むか〜し読んでいたはずが、本当に朧でしか覚えとらん。

嘆く泣かれ、もう一度楽しめると喜ぼう。

今更なにをかいわんや。
安倍晴明は平安朝・村上天皇の時の陰陽師である。

国家お雇いのまじないし、みたいなものだ。
当時は科学がそれほど(いやまったく)発達していなかったので、超常現象はすべて

「怪しい」⇒「怪かしの仕業」⇒「忌むべきもの」⇒「避くるべきもの」

という論理であった。
だから、そういうものに対処する精神分析医というか、セラピストみたいなのが必要になったのだった。
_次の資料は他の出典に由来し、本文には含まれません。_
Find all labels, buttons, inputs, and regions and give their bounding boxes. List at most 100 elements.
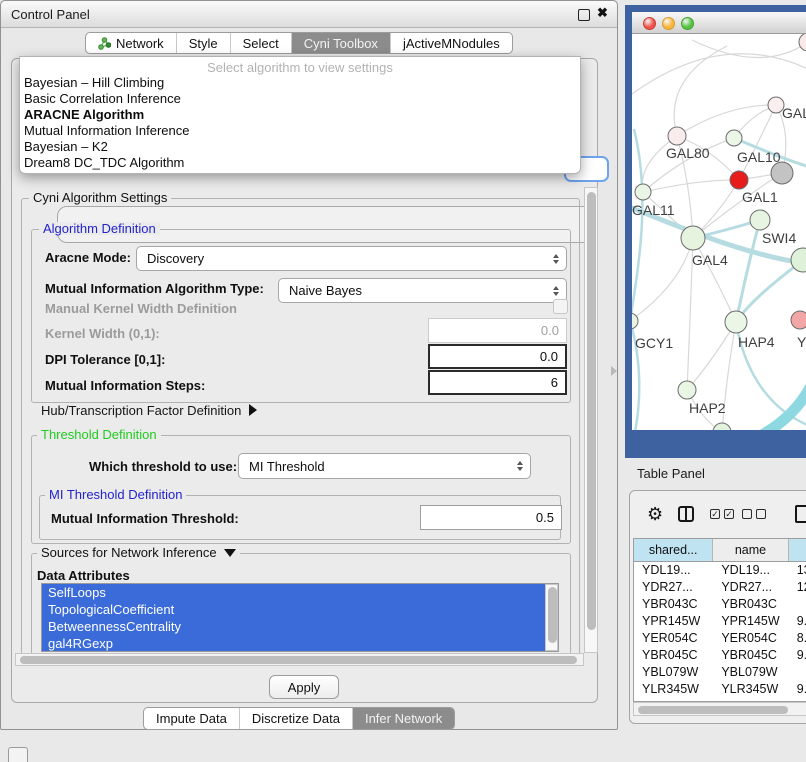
sources-title: Sources for Network Inference xyxy=(41,545,217,560)
network-node-gal10[interactable] xyxy=(726,130,742,146)
network-edge xyxy=(632,54,806,94)
settings-vscrollbar[interactable] xyxy=(584,187,598,653)
table-row[interactable]: YPR145WYPR145W9. xyxy=(634,613,806,630)
table-header-row: shared...nameA xyxy=(634,539,806,562)
table-cell: YDR27... xyxy=(713,579,788,596)
table-row[interactable]: YBR043CYBR043C xyxy=(634,596,806,613)
cyni-bottom-tabs: Impute DataDiscretize Data Infer Network xyxy=(143,707,455,730)
table-row[interactable]: YDL19...YDL19...13 xyxy=(634,562,806,579)
network-node[interactable] xyxy=(799,34,806,51)
table-row[interactable]: YBR045CYBR045C9. xyxy=(634,647,806,664)
sources-toggle[interactable]: Sources for Network Inference xyxy=(37,546,240,559)
tab-infer-network[interactable]: Infer Network xyxy=(352,708,454,729)
tab-label: jActiveMNodules xyxy=(403,36,500,51)
attributes-scrollbar[interactable] xyxy=(545,584,558,651)
table-row[interactable]: YDR27...YDR27...12 xyxy=(634,579,806,596)
tab-impute-data[interactable]: Impute Data xyxy=(144,708,239,729)
network-node-gal80[interactable] xyxy=(668,127,686,145)
close-window-button[interactable] xyxy=(643,17,656,30)
attribute-item-selfloops[interactable]: SelfLoops xyxy=(42,584,545,601)
algorithm-list: Bayesian – Hill ClimbingBasic Correlatio… xyxy=(20,75,580,171)
network-node-gal4[interactable] xyxy=(681,226,705,250)
attributes-scrollbar-thumb[interactable] xyxy=(548,587,557,643)
column-header-shared[interactable]: shared... xyxy=(634,539,713,561)
minimize-window-button[interactable] xyxy=(662,17,675,30)
settings-vscrollbar-thumb[interactable] xyxy=(587,192,596,630)
network-edge xyxy=(632,129,642,321)
manual-kernel-label: Manual Kernel Width Definition xyxy=(45,301,237,316)
table-row[interactable]: YER054CYER054C8. xyxy=(634,630,806,647)
tab-style[interactable]: Style xyxy=(176,33,230,53)
network-node-gal11[interactable] xyxy=(635,184,651,200)
table-hscrollbar-thumb[interactable] xyxy=(638,706,788,714)
algorithm-option-basic-correlation-inference[interactable]: Basic Correlation Inference xyxy=(20,91,580,107)
algorithm-option-aracne-algorithm[interactable]: ARACNE Algorithm xyxy=(20,107,580,123)
select-all-icon[interactable]: ✓✓ xyxy=(710,509,734,519)
settings-scrollpane: Cyni Algorithm Settings Algorithm Defini… xyxy=(15,187,584,653)
attribute-items: SelfLoopsTopologicalCoefficientBetweenne… xyxy=(42,584,545,652)
tab-label: Cyni Toolbox xyxy=(304,36,378,51)
table-row[interactable]: YJL052CYJL052C9 xyxy=(634,698,806,701)
deselect-all-icon[interactable] xyxy=(742,509,766,519)
data-attributes-label: Data Attributes xyxy=(37,568,130,583)
apply-button[interactable]: Apply xyxy=(269,675,339,699)
network-node[interactable] xyxy=(713,423,731,430)
algorithm-option-bayesian-hill-climbing[interactable]: Bayesian – Hill Climbing xyxy=(20,75,580,91)
attribute-item-gal4rgexp[interactable]: gal4RGexp xyxy=(42,635,545,652)
tab-discretize-data[interactable]: Discretize Data xyxy=(239,708,352,729)
algorithm-option-dream8-dc-tdc-algorithm[interactable]: Dream8 DC_TDC Algorithm xyxy=(20,155,580,171)
node-attribute-table: shared...nameA YDL19...YDL19...13YDR27..… xyxy=(633,538,806,702)
group-title: Cyni Algorithm Settings xyxy=(29,191,171,204)
tab-network[interactable]: Network xyxy=(86,33,176,53)
manual-kernel-checkbox[interactable] xyxy=(553,299,568,314)
network-node-gal1[interactable] xyxy=(730,171,748,189)
algorithm-option-bayesian-k2[interactable]: Bayesian – K2 xyxy=(20,139,580,155)
column-header-name[interactable]: name xyxy=(713,539,788,561)
network-window-titlebar[interactable] xyxy=(632,12,806,34)
hub-definition-toggle[interactable]: Hub/Transcription Factor Definition xyxy=(41,403,257,418)
panel-splitter-arrow[interactable] xyxy=(611,366,617,376)
network-node-y[interactable] xyxy=(791,311,806,329)
table-row[interactable]: YLR345WYLR345W9. xyxy=(634,681,806,698)
attribute-item-betweennesscentrality[interactable]: BetweennessCentrality xyxy=(42,618,545,635)
kernel-width-input[interactable]: 0.0 xyxy=(428,318,567,343)
export-table-icon[interactable] xyxy=(795,505,806,523)
close-icon[interactable]: ✖ xyxy=(597,5,608,21)
float-window-icon[interactable] xyxy=(578,9,590,21)
table-hscrollbar[interactable] xyxy=(633,702,806,716)
docked-panel-icon[interactable] xyxy=(8,747,28,762)
table-cell: 9. xyxy=(789,647,806,664)
mi-type-value: Naive Bayes xyxy=(289,283,362,298)
aracne-mode-combo[interactable]: Discovery xyxy=(136,246,567,271)
network-edge xyxy=(687,322,736,390)
network-graph[interactable]: GALGAL80GAL10GAL1GAL11SWI4GAL4GCY1HAP4YH… xyxy=(632,34,806,430)
network-edge xyxy=(643,180,739,192)
tab-label: Infer Network xyxy=(365,711,442,726)
settings-hscrollbar-thumb[interactable] xyxy=(20,656,577,664)
kernel-width-label: Kernel Width (0,1): xyxy=(45,326,160,341)
tab-select[interactable]: Select xyxy=(230,33,291,53)
settings-hscrollbar[interactable] xyxy=(15,653,584,666)
column-manager-icon[interactable] xyxy=(678,506,694,522)
network-node-swi4[interactable] xyxy=(750,210,770,230)
table-cell: YBR045C xyxy=(634,647,713,664)
control-panel-titlebar[interactable]: Control Panel ✖ xyxy=(1,1,617,28)
tab-jactivemnodules[interactable]: jActiveMNodules xyxy=(390,33,512,53)
mi-threshold-input[interactable]: 0.5 xyxy=(420,505,562,530)
algorithm-option-mutual-information-inference[interactable]: Mutual Information Inference xyxy=(20,123,580,139)
tab-cyni-toolbox[interactable]: Cyni Toolbox xyxy=(291,33,390,53)
control-panel-window: Control Panel ✖ NetworkStyleSelect Cyni T… xyxy=(0,0,618,730)
gear-icon[interactable]: ⚙ xyxy=(647,505,663,523)
column-header-a[interactable]: A xyxy=(789,539,806,561)
network-node-hap4[interactable] xyxy=(725,311,747,333)
zoom-window-button[interactable] xyxy=(681,17,694,30)
mi-type-combo[interactable]: Naive Bayes xyxy=(278,278,567,303)
dpi-tolerance-input[interactable]: 0.0 xyxy=(428,344,567,369)
network-node[interactable] xyxy=(771,162,793,184)
network-node-hap2[interactable] xyxy=(678,381,696,399)
table-row[interactable]: YBL079WYBL079W xyxy=(634,664,806,681)
attribute-item-topologicalcoefficient[interactable]: TopologicalCoefficient xyxy=(42,601,545,618)
network-view-canvas[interactable]: GALGAL80GAL10GAL1GAL11SWI4GAL4GCY1HAP4YH… xyxy=(632,34,806,430)
mi-steps-input[interactable]: 6 xyxy=(428,370,567,395)
which-threshold-combo[interactable]: MI Threshold xyxy=(238,453,531,479)
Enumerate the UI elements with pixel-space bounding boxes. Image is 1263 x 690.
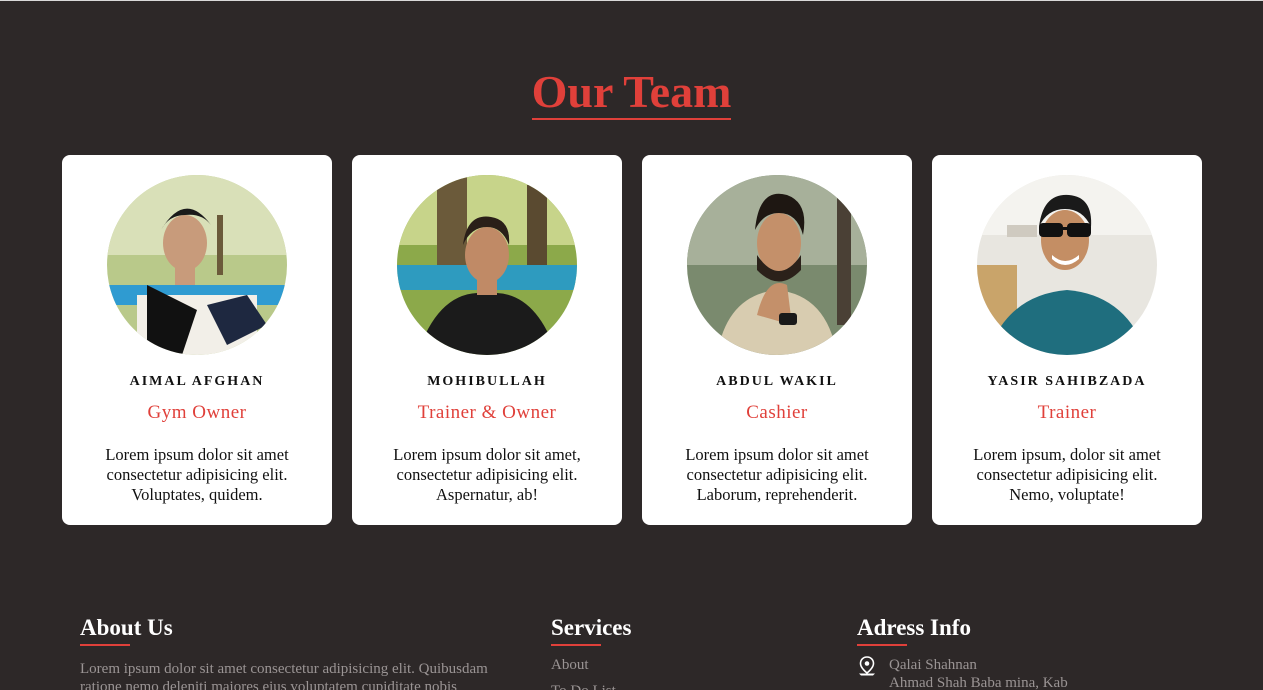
member-name: YASIR SAHIBZADA (987, 374, 1147, 389)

「大丈夫だよ」と、怪しげだろうが非科学的だろうが、とにかく「ナニか」を処方してくれる人物が国家ぐるみで必要だったわけだ。

こういうとロマンもへったくれもないので、いい加減やめておこう。

式神は一家に5人はほしい働き者。
お茶も淹れられます。
魚も焼けます。
もちろん、留守番もできます!
3人でもOK!

いいなぁ〜。便利だなぁ〜。と、この本を読んでいると、そればかり思ってしまう。

作者が作者なので、もっとどろどろしているかと思ったが、人の性よりは、流れてこうなったというようなストーリーが続く第一巻は、初心者にも非常に読みやすい。

同じ主人公を扱ったコミックスの原作者でもあるこの作者。
岡野玲子嬢の描くあのコミックスのほうは、何が言いたいのかよく分からん。
…ので、巻を増すごとにこのシリーズも分からなくなるのでは…?と少々不安ではある。

しかし、手足の生えた"危険の際には自力で逃げる琵琶"玄象については、コミックスのほうに軍配を上げよう。(なんだかゴキブリの足みたい…と常々感じていて、その点だけがネックではあるのだが)

宮中が火事になったとき、
小説では「なぜか、庭にあって無事だった」と語られるに尽きるのだが、
コミックスでは、「博雅〜助けて〜」と単身危険を承知で乗り込んできた彼に飛びつくのである。
それに対して、「足があるなら自分で逃げろ」なんて言っている博雅の突っ込み(?)も中々である。